Directions for Restoring the Apparently Dead
Martin Casella’s "Directions for Restoring the Apparently Dead" was the winner of the 2013 Pride Films and Plays (PFP) Great Gay Play Contest. In its world premiere production, directed by David Zak, PFP might not quite have captured the spark that won Casella’s play the award.
The piece takes its title from a vintage public service announcement delineating the steps for administering CPR. The theme of drowning, both literal and metaphorical, runs throughout the play, which brings two American childhood friends to England’s Lake District for a conversation decades in the making.
Griff, the all-American boy, has spent the whole of his friendship with Jinx drowning in self-loathing, addiction, homophobia, Mormonism, self-destructive behavior and marriage to a woman whom he cares for, but does not love. Jinx, in contrast, has found professional and financial success, as well as a fulfilling long-term relationship, despite his unresolved feelings for Griff.
The play cuts back and forth in time, as Jinx tells the long, painful story of the friendship to his partner, Richard. In turn, Griff tells Jinx the story of how he explained the trip to his wife, Bea, and later relates the various ways in which he has failed her throughout their marriage, up to and including "vanishing" on her in the same way he has vanished on Jinx in their intermittent thirty-year relationship.
The story is engaging and more skillfully constructed than many plays that unfold in non-chronological order. Overall, it’s funny, heart-wrenching, thought-provoking, and flawed. It’s not always easy to tell whether awkward moments are attributable to the text or the production.
Ashley Ann Woods’ set design is attractive and serviceable, facilitating the seamless movement from time to time and space to space as the play demands. Raphael Schwartzman’s Lighting Design also contributes here, as well as brisk, sensible blocking and direction.
Kate Wecker’s Sound Design, unfortunately, acts as something of a negative. It stands out in its occasional, inconsistent attempts at realism, whereas so much else about the play deals in impressions.
A similar criticism might be leveled of the play itself. In some scenes, the dialogue and character interaction seems intended to capture the essence of a moment, past or present. In others, an abundance of functional, realistic business tends drag on the play’s emotional momentum.

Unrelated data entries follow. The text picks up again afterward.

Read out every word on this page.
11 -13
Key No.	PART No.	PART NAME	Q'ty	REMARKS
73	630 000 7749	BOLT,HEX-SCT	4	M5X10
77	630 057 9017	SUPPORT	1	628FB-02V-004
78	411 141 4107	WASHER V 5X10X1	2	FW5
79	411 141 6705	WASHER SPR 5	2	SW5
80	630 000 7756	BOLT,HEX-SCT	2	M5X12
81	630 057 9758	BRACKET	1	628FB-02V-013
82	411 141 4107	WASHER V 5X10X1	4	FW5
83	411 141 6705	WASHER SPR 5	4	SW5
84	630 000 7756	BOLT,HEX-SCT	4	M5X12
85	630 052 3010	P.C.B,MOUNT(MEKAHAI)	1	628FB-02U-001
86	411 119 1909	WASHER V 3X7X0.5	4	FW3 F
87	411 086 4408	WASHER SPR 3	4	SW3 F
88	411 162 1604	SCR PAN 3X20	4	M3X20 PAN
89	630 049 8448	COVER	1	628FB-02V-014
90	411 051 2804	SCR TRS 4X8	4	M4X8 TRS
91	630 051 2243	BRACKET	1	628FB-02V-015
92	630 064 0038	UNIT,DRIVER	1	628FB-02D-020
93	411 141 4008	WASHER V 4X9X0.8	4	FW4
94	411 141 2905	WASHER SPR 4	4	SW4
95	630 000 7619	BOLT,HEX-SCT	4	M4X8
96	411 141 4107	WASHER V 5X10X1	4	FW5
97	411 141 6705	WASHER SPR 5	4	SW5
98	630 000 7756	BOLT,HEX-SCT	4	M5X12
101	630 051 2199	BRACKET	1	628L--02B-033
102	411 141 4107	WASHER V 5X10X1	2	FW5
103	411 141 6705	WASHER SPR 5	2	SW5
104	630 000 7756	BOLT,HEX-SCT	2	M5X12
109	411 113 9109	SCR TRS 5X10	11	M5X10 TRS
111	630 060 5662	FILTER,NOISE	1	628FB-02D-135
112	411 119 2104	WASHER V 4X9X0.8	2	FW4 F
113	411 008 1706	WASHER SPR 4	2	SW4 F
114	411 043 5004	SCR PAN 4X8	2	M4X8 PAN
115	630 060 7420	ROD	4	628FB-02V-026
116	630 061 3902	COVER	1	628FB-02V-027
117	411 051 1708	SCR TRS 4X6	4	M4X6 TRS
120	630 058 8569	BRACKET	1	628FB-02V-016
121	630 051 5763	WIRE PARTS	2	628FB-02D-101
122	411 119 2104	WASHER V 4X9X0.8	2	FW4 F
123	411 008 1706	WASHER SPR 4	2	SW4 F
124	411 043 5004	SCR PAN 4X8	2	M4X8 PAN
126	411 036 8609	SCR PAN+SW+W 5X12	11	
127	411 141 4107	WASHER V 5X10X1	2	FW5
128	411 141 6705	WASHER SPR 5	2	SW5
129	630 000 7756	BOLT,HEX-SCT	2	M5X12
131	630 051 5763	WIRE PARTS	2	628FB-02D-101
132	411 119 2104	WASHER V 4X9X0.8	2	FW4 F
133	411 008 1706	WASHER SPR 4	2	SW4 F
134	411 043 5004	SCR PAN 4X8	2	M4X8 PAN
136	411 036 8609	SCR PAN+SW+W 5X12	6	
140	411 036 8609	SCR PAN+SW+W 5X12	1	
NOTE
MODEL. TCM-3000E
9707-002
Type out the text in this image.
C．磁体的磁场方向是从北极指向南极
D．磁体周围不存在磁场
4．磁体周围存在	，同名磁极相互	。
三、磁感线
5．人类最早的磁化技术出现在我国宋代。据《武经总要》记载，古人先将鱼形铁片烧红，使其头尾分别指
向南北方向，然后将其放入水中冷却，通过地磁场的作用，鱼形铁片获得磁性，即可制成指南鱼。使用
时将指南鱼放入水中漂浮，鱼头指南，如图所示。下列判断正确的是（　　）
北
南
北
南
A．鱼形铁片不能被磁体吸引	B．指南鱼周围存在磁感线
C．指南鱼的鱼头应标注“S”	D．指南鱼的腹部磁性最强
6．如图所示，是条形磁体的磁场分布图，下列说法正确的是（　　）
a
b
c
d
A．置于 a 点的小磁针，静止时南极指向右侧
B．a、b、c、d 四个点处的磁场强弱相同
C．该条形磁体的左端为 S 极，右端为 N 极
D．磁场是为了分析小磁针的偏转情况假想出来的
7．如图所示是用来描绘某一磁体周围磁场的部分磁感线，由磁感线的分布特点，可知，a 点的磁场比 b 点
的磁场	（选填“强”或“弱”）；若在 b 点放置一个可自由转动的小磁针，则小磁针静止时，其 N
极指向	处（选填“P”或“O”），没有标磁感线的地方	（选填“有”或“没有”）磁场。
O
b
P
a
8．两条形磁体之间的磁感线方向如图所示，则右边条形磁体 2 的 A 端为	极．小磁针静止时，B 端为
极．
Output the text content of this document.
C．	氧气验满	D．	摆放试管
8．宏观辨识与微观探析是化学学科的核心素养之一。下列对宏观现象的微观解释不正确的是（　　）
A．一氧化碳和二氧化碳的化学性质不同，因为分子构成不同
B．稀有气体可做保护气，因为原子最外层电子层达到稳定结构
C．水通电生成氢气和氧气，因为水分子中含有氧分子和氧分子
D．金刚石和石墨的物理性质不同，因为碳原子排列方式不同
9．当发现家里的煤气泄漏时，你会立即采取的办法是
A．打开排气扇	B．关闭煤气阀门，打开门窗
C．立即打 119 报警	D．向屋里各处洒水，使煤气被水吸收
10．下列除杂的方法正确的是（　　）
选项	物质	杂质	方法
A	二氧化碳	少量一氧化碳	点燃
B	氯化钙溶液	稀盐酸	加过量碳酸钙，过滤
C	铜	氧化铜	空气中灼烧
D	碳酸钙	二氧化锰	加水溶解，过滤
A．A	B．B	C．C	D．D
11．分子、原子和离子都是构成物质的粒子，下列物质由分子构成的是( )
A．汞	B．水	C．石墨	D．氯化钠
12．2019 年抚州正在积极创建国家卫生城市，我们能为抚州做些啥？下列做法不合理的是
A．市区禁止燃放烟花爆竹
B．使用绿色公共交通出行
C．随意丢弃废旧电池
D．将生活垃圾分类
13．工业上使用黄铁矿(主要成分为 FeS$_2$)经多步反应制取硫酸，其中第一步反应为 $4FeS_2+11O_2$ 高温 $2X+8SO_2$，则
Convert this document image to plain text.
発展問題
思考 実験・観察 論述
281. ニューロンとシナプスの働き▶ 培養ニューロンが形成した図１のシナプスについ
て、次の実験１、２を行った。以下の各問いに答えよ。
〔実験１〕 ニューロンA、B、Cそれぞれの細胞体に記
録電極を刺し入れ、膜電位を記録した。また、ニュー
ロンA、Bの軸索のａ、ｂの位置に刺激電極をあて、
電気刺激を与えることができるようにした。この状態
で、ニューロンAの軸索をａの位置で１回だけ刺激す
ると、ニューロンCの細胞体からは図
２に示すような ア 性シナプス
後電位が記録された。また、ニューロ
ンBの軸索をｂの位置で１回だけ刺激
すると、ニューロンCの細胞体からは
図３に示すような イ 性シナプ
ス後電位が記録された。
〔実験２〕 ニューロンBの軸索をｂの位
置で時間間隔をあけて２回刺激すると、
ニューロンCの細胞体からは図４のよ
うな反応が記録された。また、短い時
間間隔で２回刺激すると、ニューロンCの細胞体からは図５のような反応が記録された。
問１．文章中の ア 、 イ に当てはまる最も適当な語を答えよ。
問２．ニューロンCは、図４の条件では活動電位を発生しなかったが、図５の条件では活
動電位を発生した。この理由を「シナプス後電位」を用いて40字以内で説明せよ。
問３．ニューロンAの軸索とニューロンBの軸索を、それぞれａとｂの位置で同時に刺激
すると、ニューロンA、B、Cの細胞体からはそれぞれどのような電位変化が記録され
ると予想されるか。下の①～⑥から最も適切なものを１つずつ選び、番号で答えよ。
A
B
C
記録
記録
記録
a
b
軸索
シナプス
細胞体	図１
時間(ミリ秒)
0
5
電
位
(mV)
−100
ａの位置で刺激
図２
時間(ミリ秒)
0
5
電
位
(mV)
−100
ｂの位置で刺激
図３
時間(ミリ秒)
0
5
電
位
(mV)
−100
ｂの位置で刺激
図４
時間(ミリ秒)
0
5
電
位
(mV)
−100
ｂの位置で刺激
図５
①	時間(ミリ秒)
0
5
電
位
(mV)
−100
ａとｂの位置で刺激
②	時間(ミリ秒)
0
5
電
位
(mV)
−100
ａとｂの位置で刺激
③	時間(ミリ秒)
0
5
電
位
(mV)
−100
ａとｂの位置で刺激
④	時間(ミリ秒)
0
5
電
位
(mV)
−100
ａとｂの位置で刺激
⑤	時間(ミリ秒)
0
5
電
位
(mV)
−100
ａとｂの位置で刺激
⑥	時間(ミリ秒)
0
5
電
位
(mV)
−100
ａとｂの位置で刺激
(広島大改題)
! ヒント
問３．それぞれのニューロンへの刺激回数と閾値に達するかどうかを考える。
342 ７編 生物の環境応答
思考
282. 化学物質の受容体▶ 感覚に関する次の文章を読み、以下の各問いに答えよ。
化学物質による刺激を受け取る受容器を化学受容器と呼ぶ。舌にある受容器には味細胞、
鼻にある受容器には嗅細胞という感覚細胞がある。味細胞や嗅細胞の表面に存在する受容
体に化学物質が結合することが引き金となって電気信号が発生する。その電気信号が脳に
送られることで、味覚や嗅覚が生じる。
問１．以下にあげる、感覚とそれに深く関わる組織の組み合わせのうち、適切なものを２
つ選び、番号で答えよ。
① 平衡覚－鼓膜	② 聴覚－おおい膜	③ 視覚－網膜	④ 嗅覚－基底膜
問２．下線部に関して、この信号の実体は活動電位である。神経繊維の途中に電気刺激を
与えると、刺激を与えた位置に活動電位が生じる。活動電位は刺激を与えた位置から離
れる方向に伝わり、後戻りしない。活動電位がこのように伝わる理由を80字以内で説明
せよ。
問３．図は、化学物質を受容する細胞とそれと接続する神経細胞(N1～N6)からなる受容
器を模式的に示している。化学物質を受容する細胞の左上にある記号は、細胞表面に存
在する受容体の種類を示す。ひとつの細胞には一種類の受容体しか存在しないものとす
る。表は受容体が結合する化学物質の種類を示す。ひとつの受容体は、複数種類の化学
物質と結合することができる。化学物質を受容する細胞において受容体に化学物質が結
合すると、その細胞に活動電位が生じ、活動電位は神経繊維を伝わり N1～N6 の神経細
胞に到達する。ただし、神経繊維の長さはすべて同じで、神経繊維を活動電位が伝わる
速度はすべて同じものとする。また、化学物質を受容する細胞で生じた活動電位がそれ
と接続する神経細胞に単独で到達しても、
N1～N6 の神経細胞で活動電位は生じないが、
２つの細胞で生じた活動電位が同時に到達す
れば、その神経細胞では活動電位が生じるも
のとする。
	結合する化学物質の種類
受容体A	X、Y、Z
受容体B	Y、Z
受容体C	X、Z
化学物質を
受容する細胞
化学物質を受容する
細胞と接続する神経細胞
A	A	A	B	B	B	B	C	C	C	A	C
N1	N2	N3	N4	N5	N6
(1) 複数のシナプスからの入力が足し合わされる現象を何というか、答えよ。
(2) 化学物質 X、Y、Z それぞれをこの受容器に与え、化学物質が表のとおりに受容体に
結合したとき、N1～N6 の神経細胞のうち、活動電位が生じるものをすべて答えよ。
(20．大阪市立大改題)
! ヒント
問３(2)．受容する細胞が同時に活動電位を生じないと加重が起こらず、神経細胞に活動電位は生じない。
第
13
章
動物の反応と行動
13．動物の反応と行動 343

Jinx is the strongest character, both in terms of how he’s written and his portrayal by Patrick Gannon. Gannon manages to infuse Jinx with a kind of resilient calm that is childlike, but never naive or immature. The performance is strong enough to carry some of the more contrived dialogue meant to sell Jinx’s enduring belief in and love for Griff, even in his friend’s more repellent moments, which are hardly in short supply.
As Richard, Nick Stockwell carries much of the show’s humor. Stockwell is brimming with charm and unqualified adoration for Jinx. But Richard as written seems too good to be true, as he literally urges Jinx with his dying breath to seek out Griff and find out what’s between them. Even if this is the idealized Richard of Jinx’s grieving imagination, the play is left with the problem that Richard doesn’t seem to be a fully realized character and Griff doesn’t seem to be much of a happy ending.
Similarly, Alanda Coon is good throughout as Griff’s wife Bea, the character is either reactive or part of the backdrop. The stories Griff tells are his confessions of failure and, save one scene in which Coon is very good indeed, don’t demand that we think much about her experience.
Plot-wise, the eleventh hour revelation that she is dying back in Oklahoma seems clumsy, given that the events of the play are propelled on Jinx’s end by Richard’s sudden death. Similarly the revelation that she has urged Griff to take time for himself before she begins what is likely to be her last round of treatment undercuts the stand she takes for herself and her family in the scene where Bea seems the most real.
Griff is the most problematic character, both as written and as played. Patrick Rybarczyk’s performance is muted early on. Although he and Gannon achieve some genuine moments late in the play and although Rybarczyk occasionally finds interesting rhythms in the character, he and director David Zak seem to have the most trouble unearthing reasons to care about Griff beyond "Jinx does."